Солома вспыхнула мгновенно. Но Мари осталась стоять посреди пламени — не двигаясь, не крича. Огонь лизал её юбку, но ткань не тлела. Волосы не горели. Только кожа на лице начала отслаиваться — сначала на щеке, потом на лбу. Она отходила целыми лоскутами, как старая кора, а под ней…
Под ней была не новая кожа.
Под ней не было ничего. Пустота. Чёрная, глубокая, в которой мерцали крошечные огоньки — точно такие же, как в глазах девушки, когда она говорила про зуд.
— Вы не можете сжечь то, чего нет, — сказала Мари голосом, который шёл не из горла, а из этой пустоты. — Я — это не тело. Я — это то, что внутри вас. Та часть, которая чешется, когда вы смотрите на повешенную девушку и думаете не о Боге, а о том, как прижмёте её к земле.
Раймон попятился.
Огонь погас сам собой — не затух, а именно погас, будто его выключили. Мари стояла на чёрном пепелище, и её лицо снова было целым. Только теперь она улыбалась шире. И в этой улыбке было что-то от волчьей пасти.
— Через три дня, — сказала она, — шерсть полезет у всех. Даже у тебя, капитан. Ты думаешь, ты чистый? Посмотри под свои ногти.
Раймон не хотел. Но рука поднялась сама.
Под ногтем указательного пальца левой руки пробивался тонкий чёрный волосок. Твёрдый, как проволока. Он рос прямо из мяса, и когда Раймон дотронулся до него, палец пронзила такая боль, будто он сунул руку в кипящую смолу.

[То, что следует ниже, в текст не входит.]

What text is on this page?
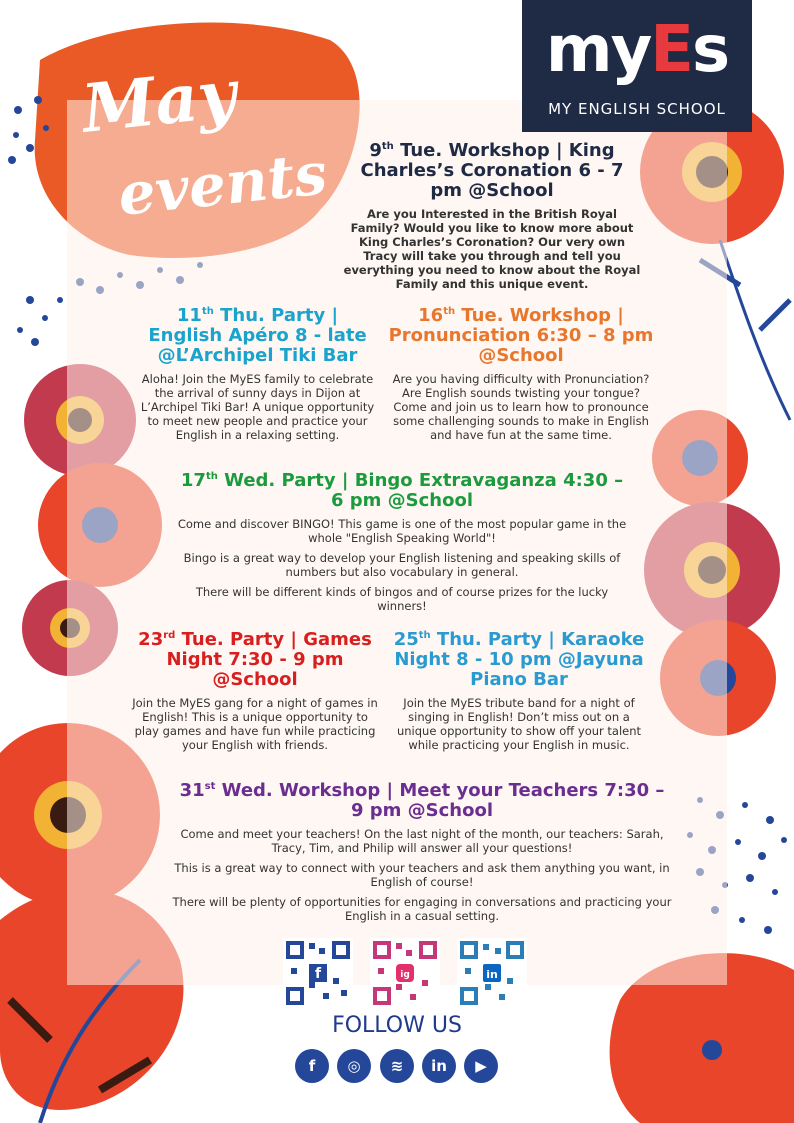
May
events
myEs
MY ENGLISH SCHOOL
9th Tue. Workshop | King Charles’s Coronation 6 - 7 pm @School

Are you Interested in the British Royal Family? Would you like to know more about King Charles’s Coronation? Our very own Tracy will take you through and tell you everything you need to know about the Royal Family and this unique event.

11th Thu. Party | English Apéro 8 - late @L’Archipel Tiki Bar

Aloha! Join the MyES family to celebrate the arrival of sunny days in Dijon at L’Archipel Tiki Bar! A unique opportunity to meet new people and practice your English in a relaxing setting.

16th Tue. Workshop | Pronunciation 6:30 – 8 pm @School

Are you having difficulty with Pronunciation? Are English sounds twisting your tongue? Come and join us to learn how to pronounce some challenging sounds to make in English and have fun at the same time.

17th Wed. Party | Bingo Extravaganza 4:30 – 6 pm @School

Come and discover BINGO! This game is one of the most popular game in the whole "English Speaking World"!

Bingo is a great way to develop your English listening and speaking skills of numbers but also vocabulary in general.

There will be different kinds of bingos and of course prizes for the lucky winners!

23rd Tue. Party | Games Night 7:30 - 9 pm @School

Join the MyES gang for a night of games in English! This is a unique opportunity to play games and have fun while practicing your English with friends.

25th Thu. Party | Karaoke Night 8 - 10 pm @Jayuna Piano Bar

Join the MyES tribute band for a night of singing in English! Don’t miss out on a unique opportunity to show off your talent while practicing your English in music.

31st Wed. Workshop | Meet your Teachers 7:30 – 9 pm @School

Come and meet your teachers! On the last night of the month, our teachers: Sarah, Tracy, Tim, and Philip will answer all your questions!

This is a great way to connect with your teachers and ask them anything you want, in English of course!

There will be plenty of opportunities for engaging in conversations and practicing your English in a casual setting.

f	ig	in
FOLLOW US
f	◎	≋	in	▶
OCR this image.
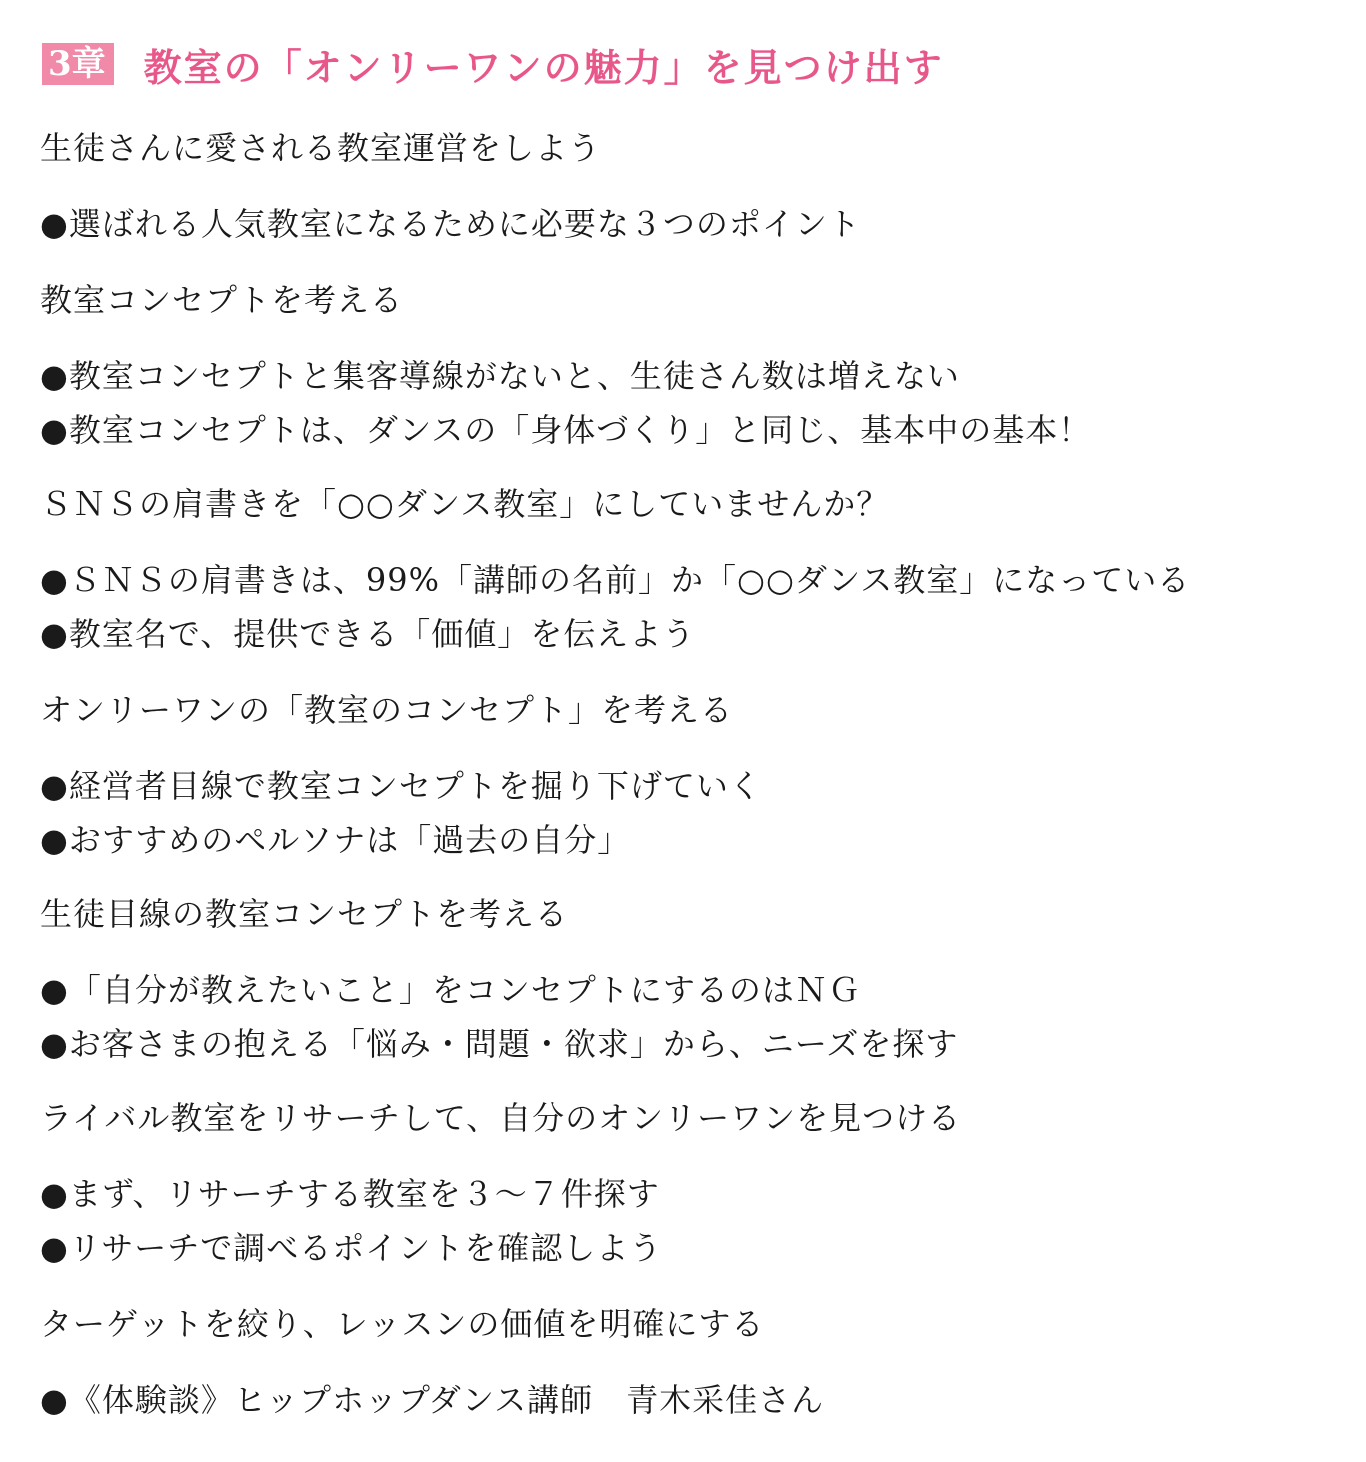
3章 教室の「オンリーワンの魅力」を見つけ出す
生徒さんに愛される教室運営をしよう
●選ばれる人気教室になるために必要な３つのポイント
教室コンセプトを考える
●教室コンセプトと集客導線がないと、生徒さん数は増えない
●教室コンセプトは、ダンスの「身体づくり」と同じ、基本中の基本！
ＳＮＳの肩書きを「○○ダンス教室」にしていませんか？
●ＳＮＳの肩書きは、99%「講師の名前」か「○○ダンス教室」になっている
●教室名で、提供できる「価値」を伝えよう
オンリーワンの「教室のコンセプト」を考える
●経営者目線で教室コンセプトを掘り下げていく
●おすすめのペルソナは「過去の自分」
生徒目線の教室コンセプトを考える
●「自分が教えたいこと」をコンセプトにするのはＮＧ
●お客さまの抱える「悩み・問題・欲求」から、ニーズを探す
ライバル教室をリサーチして、自分のオンリーワンを見つける
●まず、リサーチする教室を３～７件探す
●リサーチで調べるポイントを確認しよう
ターゲットを絞り、レッスンの価値を明確にする
●《体験談》ヒップホップダンス講師　青木采佳さん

— Что нам делать? — прошептал Готье.
Мари развела руками.
— Выбирать, — сказала она. — Либо вы живёте с этим. Учитесь чесаться по-новому. Либо вы начинаете выскребать. Ложками. Ножами. Чем угодно. Но помните: зуд — это я. А я глубже, чем вы думаете.
Она повернулась и ушла в лес. Не пошла — именно ушла, растворилась между деревьями, как утренний туман. Ни шагов, ни хруста веток. Только запах — палёной соломы и ещё чего-то сладкого, знакомого. Раймон понял, что это за запах, только через минуту.
Так пахнет его собственный пот, когда он просыпается в холодном поту после битвы.
Этой ночью из лагеря ушли трое. Не сбежали — ушли, как Мари: молча, беззвучно, оставив на земле только отпечатки босых ног и клочья чёрной шерсти. Лотар ушёл первым. За ним — Жан-Крюк. Потом Антуан, который перестал плакать и просто встал и пошёл в чащу, не оглядываясь.
Раймон не пытался их остановить.
Он сидел у догорающего костра и смотрел на свои руки. Волосков под ногтями стало больше — уже по три-четыре на каждом пальце. Они росли быстро, и кожа вокруг них распухла, покраснела, а когда он попробовал вырвать один пинцетом, из ранки потекла не кровь. Чёрная, маслянистая, пахнущая болотом.
Готье сидел напротив. Старый сержант сжимал в руке ложку — единственную, что нашёл в сторожке. Смотрел на неё, потом на свои ногти. Чистые пока. Но он знал, что это ненадолго.
— Что будем делать, капитан? — спросил Готье.
Раймон поднял голову. Лес вокруг стоял тихий, мёртвый. Ни птиц, ни сов, ни даже комаров. Только шорох — ровный, непрерывный, будто кто-то большой чесался о стволы деревьев.
— Она сказала «выбирать», — ответил Раймон. — Значит, есть выбор.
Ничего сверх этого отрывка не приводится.